TUNEL assay: Late apoptosis was evaluated by the terminal deoxynucleotidyl transferase-mediated dUTP-biotin nick-end labeling (TUNEL) immunostaining using Click-iT TUNEL Alexa Fluor Assay Kit (Invitrogen, C10247) according to the manufacturer’s protocol. Chips were co-stained with DAPI (Invitrogen, D1306) as the nuclear DNA marker and the apoptotic cells were counted from 20 different fields (five fields each from four replicates) to get an average number of TUNEL-positive cells per field.

Immunofluorescence microscopy

For immunofluorescence staining, cells in both channels were first gently washed with PBS, then fixed with PFA (4%; Electron Microscopy Sciences, 157–4) for 20 min and subsequently washed with additional PBS. Cells were then permeabilized with 0.25% Triton X-100 (0.25%; Sigma, T8787) for 20 min and incubated with blocking buffer containing 1% BSA (Sigma, A4503) and 10% donkey serum (Sigma, D9663) for 30 min at room temperature.
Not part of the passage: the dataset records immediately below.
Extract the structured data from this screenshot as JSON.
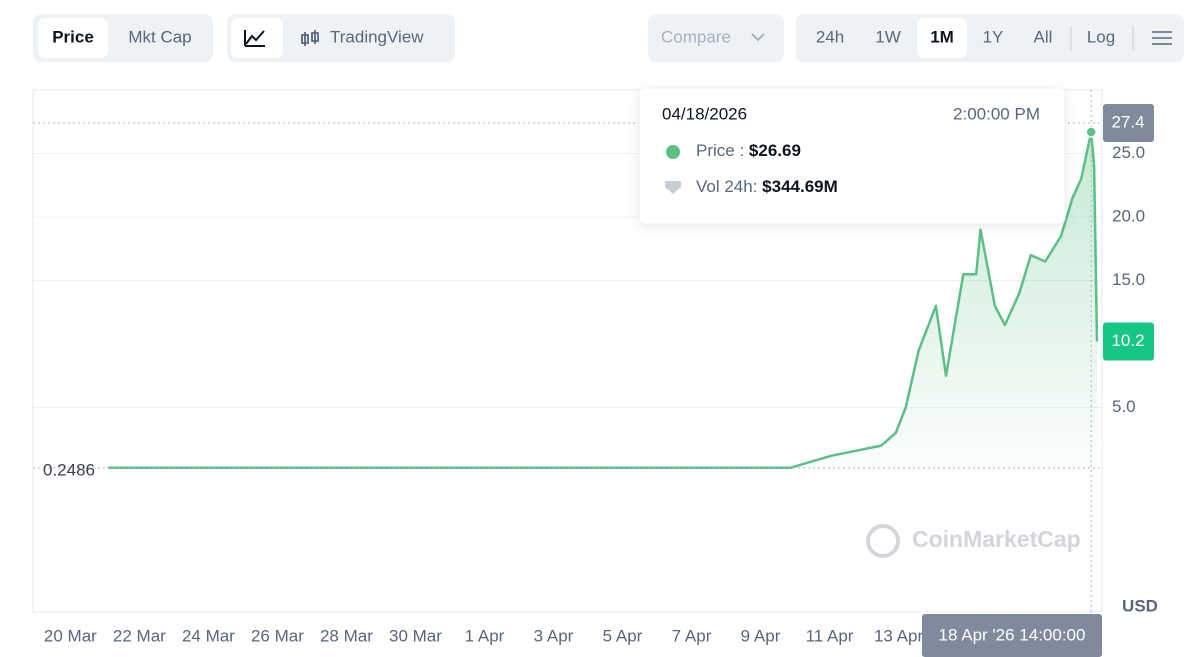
{
  "toolbar": {
    "price": "Price",
    "mkt_cap": "Mkt Cap",
    "tradingview": "TradingView",
    "compare": "Compare",
    "ranges": [
      "24h",
      "1W",
      "1M",
      "1Y",
      "All"
    ],
    "active_range": 2,
    "log": "Log"
  },
  "tooltip": {
    "date": "04/18/2026",
    "time": "2:00:00 PM",
    "price_label": "Price : ",
    "price": "$26.69",
    "vol_label": "Vol 24h: ",
    "vol": "$344.69M"
  },
  "watermark": "CoinMarketCap",
  "crosshair_label": "18 Apr '26 14:00:00",
  "chart_data": {
    "type": "line",
    "y_unit": "USD",
    "color": "#5ac085",
    "grid": true,
    "x": [
      "2026-03-21T02:00",
      "2026-03-31T00:00",
      "2026-04-09T21:00",
      "2026-04-10T04:00",
      "2026-04-11T01:00",
      "2026-04-12T12:00",
      "2026-04-12T22:00",
      "2026-04-13T05:00",
      "2026-04-13T14:00",
      "2026-04-14T02:00",
      "2026-04-14T09:00",
      "2026-04-14T21:00",
      "2026-04-15T06:00",
      "2026-04-15T09:00",
      "2026-04-15T19:00",
      "2026-04-16T02:00",
      "2026-04-16T12:00",
      "2026-04-16T20:00",
      "2026-04-17T06:00",
      "2026-04-17T17:00",
      "2026-04-18T01:00",
      "2026-04-18T07:00",
      "2026-04-18T14:00",
      "2026-04-18T16:00",
      "2026-04-18T18:00"
    ],
    "values": [
      0.25,
      0.25,
      0.26,
      0.5,
      1.2,
      2.0,
      3.0,
      5.0,
      9.5,
      13.0,
      7.5,
      15.5,
      15.5,
      19.0,
      13.0,
      11.5,
      14.0,
      17.0,
      16.5,
      18.5,
      21.5,
      23.0,
      26.69,
      24.0,
      10.2
    ],
    "xlim": [
      "2026-03-18T22:00",
      "2026-04-18T21:30"
    ],
    "xticks": [
      {
        "value": "2026-03-20T00:00",
        "label": "20 Mar"
      },
      {
        "value": "2026-03-22T00:00",
        "label": "22 Mar"
      },
      {
        "value": "2026-03-24T00:00",
        "label": "24 Mar"
      },
      {
        "value": "2026-03-26T00:00",
        "label": "26 Mar"
      },
      {
        "value": "2026-03-28T00:00",
        "label": "28 Mar"
      },
      {
        "value": "2026-03-30T00:00",
        "label": "30 Mar"
      },
      {
        "value": "2026-04-01T00:00",
        "label": "1 Apr"
      },
      {
        "value": "2026-04-03T00:00",
        "label": "3 Apr"
      },
      {
        "value": "2026-04-05T00:00",
        "label": "5 Apr"
      },
      {
        "value": "2026-04-07T00:00",
        "label": "7 Apr"
      },
      {
        "value": "2026-04-09T00:00",
        "label": "9 Apr"
      },
      {
        "value": "2026-04-11T00:00",
        "label": "11 Apr"
      },
      {
        "value": "2026-04-13T00:00",
        "label": "13 Apr"
      }
    ],
    "ylim": [
      -11.1,
      30
    ],
    "yticks": [
      {
        "value": 5,
        "label": "5.0"
      },
      {
        "value": 15,
        "label": "15.0"
      },
      {
        "value": 20,
        "label": "20.0"
      },
      {
        "value": 25,
        "label": "25.0"
      }
    ],
    "high": 27.4,
    "last": 10.2,
    "crosshair_y": 0.2486
  }
}
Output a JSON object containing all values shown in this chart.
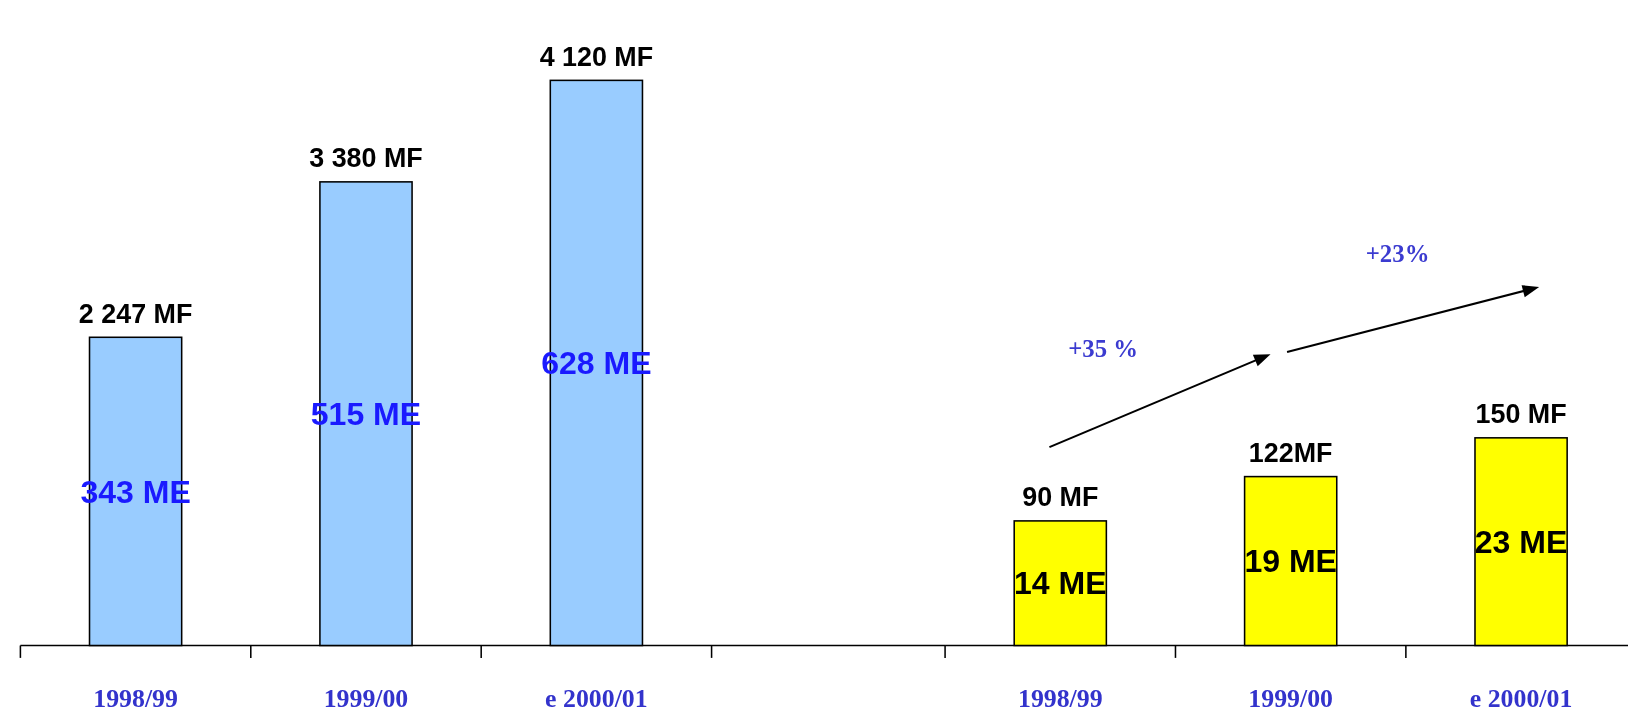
{
  "chart_data": [
    {
      "type": "bar",
      "categories": [
        "1998/99",
        "1999/00",
        "e 2000/01"
      ],
      "values": [
        2247,
        3380,
        4120
      ],
      "color": "#99ccff",
      "value_labels": [
        "2 247 MF",
        "3 380 MF",
        "4 120 MF"
      ],
      "annotations": [
        "343 ME",
        "515 ME",
        "628 ME"
      ]
    },
    {
      "type": "bar",
      "categories": [
        "1998/99",
        "1999/00",
        "e 2000/01"
      ],
      "values": [
        90,
        122,
        150
      ],
      "color": "#ffff00",
      "value_labels": [
        "90 MF",
        "122MF",
        "150 MF"
      ],
      "annotations": [
        "14 ME",
        "19 ME",
        "23 ME",
        "+35 %",
        "+23%"
      ]
    }
  ]
}
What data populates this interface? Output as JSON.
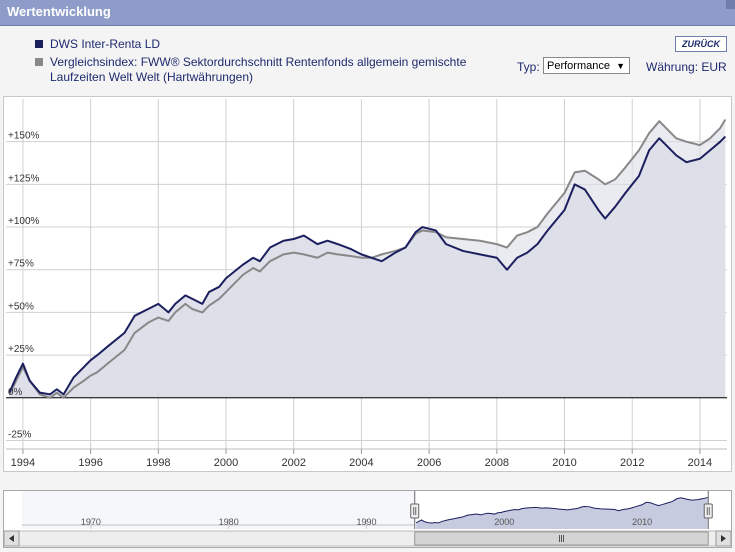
{
  "header": {
    "title": "Wertentwicklung",
    "back_label": "ZURÜCK"
  },
  "controls": {
    "type_label": "Typ:",
    "type_value": "Performance",
    "currency_label": "Währung: EUR"
  },
  "colors": {
    "fund": "#1c1f5e",
    "index": "#888888",
    "titlebar": "#8d9cc9",
    "area": "#dcdde8"
  },
  "chart_data": {
    "type": "line",
    "xlim": [
      1993.5,
      2014.8
    ],
    "ylim": [
      -30,
      175
    ],
    "y_ticks": [
      -25,
      0,
      25,
      50,
      75,
      100,
      125,
      150
    ],
    "y_tick_labels": [
      "-25%",
      "0%",
      "+25%",
      "+50%",
      "+75%",
      "+100%",
      "+125%",
      "+150%"
    ],
    "x_ticks": [
      1994,
      1996,
      1998,
      2000,
      2002,
      2004,
      2006,
      2008,
      2010,
      2012,
      2014
    ],
    "x_tick_labels": [
      "1994",
      "1996",
      "1998",
      "2000",
      "2002",
      "2004",
      "2006",
      "2008",
      "2010",
      "2012",
      "2014"
    ],
    "grid": true,
    "series": [
      {
        "name": "DWS Inter-Renta LD",
        "color": "#1c1f5e",
        "points": [
          [
            1993.6,
            3
          ],
          [
            1993.8,
            12
          ],
          [
            1994.0,
            20
          ],
          [
            1994.2,
            10
          ],
          [
            1994.5,
            3
          ],
          [
            1994.8,
            2
          ],
          [
            1995.0,
            5
          ],
          [
            1995.2,
            2
          ],
          [
            1995.5,
            12
          ],
          [
            1995.8,
            18
          ],
          [
            1996.0,
            22
          ],
          [
            1996.2,
            25
          ],
          [
            1996.5,
            30
          ],
          [
            1997.0,
            38
          ],
          [
            1997.3,
            48
          ],
          [
            1997.7,
            52
          ],
          [
            1998.0,
            55
          ],
          [
            1998.3,
            50
          ],
          [
            1998.5,
            55
          ],
          [
            1998.8,
            60
          ],
          [
            1999.0,
            58
          ],
          [
            1999.3,
            55
          ],
          [
            1999.5,
            62
          ],
          [
            1999.8,
            65
          ],
          [
            2000.0,
            70
          ],
          [
            2000.5,
            78
          ],
          [
            2000.8,
            82
          ],
          [
            2001.0,
            80
          ],
          [
            2001.3,
            88
          ],
          [
            2001.7,
            92
          ],
          [
            2002.0,
            93
          ],
          [
            2002.3,
            95
          ],
          [
            2002.7,
            90
          ],
          [
            2003.0,
            92
          ],
          [
            2003.3,
            90
          ],
          [
            2003.7,
            87
          ],
          [
            2004.0,
            84
          ],
          [
            2004.3,
            82
          ],
          [
            2004.6,
            80
          ],
          [
            2005.0,
            85
          ],
          [
            2005.3,
            88
          ],
          [
            2005.6,
            97
          ],
          [
            2005.8,
            100
          ],
          [
            2006.2,
            98
          ],
          [
            2006.5,
            90
          ],
          [
            2007.0,
            86
          ],
          [
            2007.5,
            84
          ],
          [
            2008.0,
            82
          ],
          [
            2008.3,
            75
          ],
          [
            2008.6,
            82
          ],
          [
            2008.9,
            85
          ],
          [
            2009.2,
            90
          ],
          [
            2009.5,
            98
          ],
          [
            2010.0,
            110
          ],
          [
            2010.3,
            125
          ],
          [
            2010.6,
            122
          ],
          [
            2011.0,
            110
          ],
          [
            2011.2,
            105
          ],
          [
            2011.5,
            112
          ],
          [
            2011.8,
            120
          ],
          [
            2012.2,
            130
          ],
          [
            2012.5,
            145
          ],
          [
            2012.8,
            152
          ],
          [
            2013.0,
            148
          ],
          [
            2013.3,
            142
          ],
          [
            2013.6,
            138
          ],
          [
            2014.0,
            140
          ],
          [
            2014.3,
            145
          ],
          [
            2014.6,
            150
          ],
          [
            2014.75,
            153
          ]
        ]
      },
      {
        "name": "Vergleichsindex: FWW® Sektordurchschnitt Rentenfonds allgemein gemischte Laufzeiten Welt Welt (Hartwährungen)",
        "color": "#888888",
        "points": [
          [
            1993.6,
            2
          ],
          [
            1993.8,
            10
          ],
          [
            1994.0,
            18
          ],
          [
            1994.2,
            10
          ],
          [
            1994.5,
            2
          ],
          [
            1994.8,
            0
          ],
          [
            1995.0,
            3
          ],
          [
            1995.2,
            0
          ],
          [
            1995.5,
            6
          ],
          [
            1995.8,
            10
          ],
          [
            1996.0,
            13
          ],
          [
            1996.2,
            15
          ],
          [
            1996.5,
            20
          ],
          [
            1997.0,
            28
          ],
          [
            1997.3,
            38
          ],
          [
            1997.7,
            44
          ],
          [
            1998.0,
            47
          ],
          [
            1998.3,
            45
          ],
          [
            1998.5,
            50
          ],
          [
            1998.8,
            55
          ],
          [
            1999.0,
            52
          ],
          [
            1999.3,
            50
          ],
          [
            1999.5,
            54
          ],
          [
            1999.8,
            58
          ],
          [
            2000.0,
            62
          ],
          [
            2000.5,
            72
          ],
          [
            2000.8,
            76
          ],
          [
            2001.0,
            74
          ],
          [
            2001.3,
            80
          ],
          [
            2001.7,
            84
          ],
          [
            2002.0,
            85
          ],
          [
            2002.3,
            84
          ],
          [
            2002.7,
            82
          ],
          [
            2003.0,
            85
          ],
          [
            2003.3,
            84
          ],
          [
            2003.7,
            83
          ],
          [
            2004.0,
            82
          ],
          [
            2004.3,
            82
          ],
          [
            2004.6,
            84
          ],
          [
            2005.0,
            86
          ],
          [
            2005.3,
            88
          ],
          [
            2005.6,
            96
          ],
          [
            2005.8,
            98
          ],
          [
            2006.2,
            97
          ],
          [
            2006.5,
            94
          ],
          [
            2007.0,
            93
          ],
          [
            2007.5,
            92
          ],
          [
            2008.0,
            90
          ],
          [
            2008.3,
            88
          ],
          [
            2008.6,
            95
          ],
          [
            2008.9,
            97
          ],
          [
            2009.2,
            100
          ],
          [
            2009.5,
            108
          ],
          [
            2010.0,
            120
          ],
          [
            2010.3,
            132
          ],
          [
            2010.6,
            133
          ],
          [
            2011.0,
            128
          ],
          [
            2011.2,
            125
          ],
          [
            2011.5,
            128
          ],
          [
            2011.8,
            135
          ],
          [
            2012.2,
            145
          ],
          [
            2012.5,
            155
          ],
          [
            2012.8,
            162
          ],
          [
            2013.0,
            158
          ],
          [
            2013.3,
            152
          ],
          [
            2013.6,
            150
          ],
          [
            2014.0,
            148
          ],
          [
            2014.3,
            152
          ],
          [
            2014.6,
            158
          ],
          [
            2014.75,
            163
          ]
        ]
      }
    ],
    "navigator": {
      "tick_labels": [
        "1970",
        "1980",
        "1990",
        "2000",
        "2010"
      ]
    }
  }
}
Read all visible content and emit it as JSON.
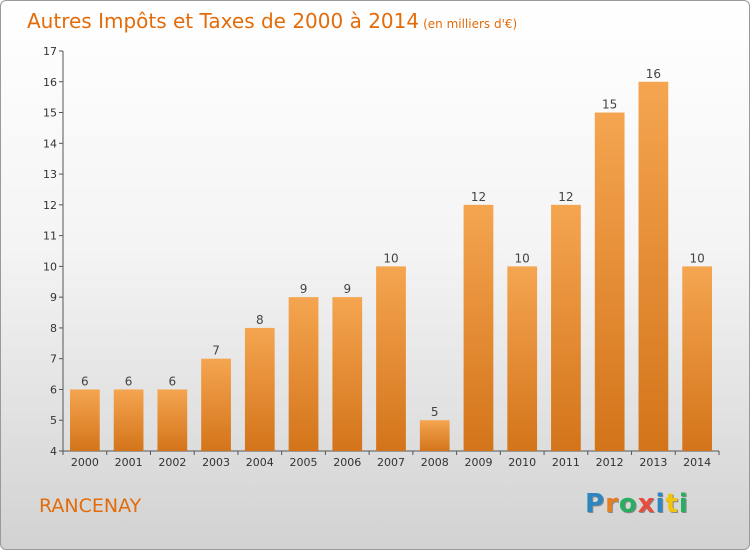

Cells were then incubated with antibodies directed against ZO-1 (Life Technologies, 33-9100, dilution 1:200), PECAM-1/CD31 (eBioscience, BMS137, dilution 1:100), VE-cadherin/CD144 (BD Biosciences, 555661, dilution 1:200), Villin (Life Technologies, PA5-29078, dilution 1:100), 53BP1 (Abcam, ab36823, dilution 1:100), MUC2 (Santa Cruz Biotechnology, sc-15334, dilution 1:100), or HIF-1α (Abcam, ab16066, dilution 1:100) overnight at 4 oC, followed by 6 × 5 min PBS washes. Secondary antibodies (Life Technologies) were then introduced in the channels for 1 h at room temperature and washed three times with PBS. Cells were co-stained with DAPI (Invitrogen, D1306). Microscopy was performed with a laser scanning confocal microscopy (Leica SP5 X MP DMI-6000 or Zeiss TIRF/LSM 710). Quantification of the immunofluorescence images was performed using ImageJ software based on the mean fluorescence intensity on a per cell basis.

Western blot

To perform Western blot analysis, cell lysates were obtained using RIPA (Alfa Aesar, J63306) buffer supplemented with protease inhibitor cocktail (Roche). Followed by SDS-PAGE fractionation, samples were transferred to a nitrocellulose membrane according to the manufacturer’s protocol (BioRad). Westerns were run using precast gradient gels (4–15%, Biorad), with the same amount of protein load in each lane of an individual gel, and the relevant protein ranges were cut out and blotted with the individual antibodies. After blocking the membranes with 5% non-fat milk in TBST (50 mM Tris-HCl, 150 mM NaCl, 0.1% Tween-20), samples were incubated with antibodies against HIF-1α (R&D Systems, MAB1536, dilution 1:500), HIF-2α (Abcam, ab73895, dilution 1:500) and GAPDH (Santa Cruz Biotechnology, sc-32233, dilution 1:500). A horseradish-peroxidase-conjugated goat anti-rabbit or -mouse antibody was then added, and the membranes were developed with the ECL Plus system (GE Healthcare) according to the manufacturer’s protocol.

Statistical analysis

All experiments were carried out at n = 3–6 (see figure captions), and results and error bars in this article are presented as mean ± standard error of the mean (s.e.m). Data analysis was performed with a one-way analysis of variance with Tukey HSD post hoc tests, using Graphpad Prism software. Statistical analysis between two conditions was performed by an unpaired Student’s t test. P values of less than 0.05 were considered to be statistically significant (*P < 0.05, **P < 0.01, ***P < 0.001).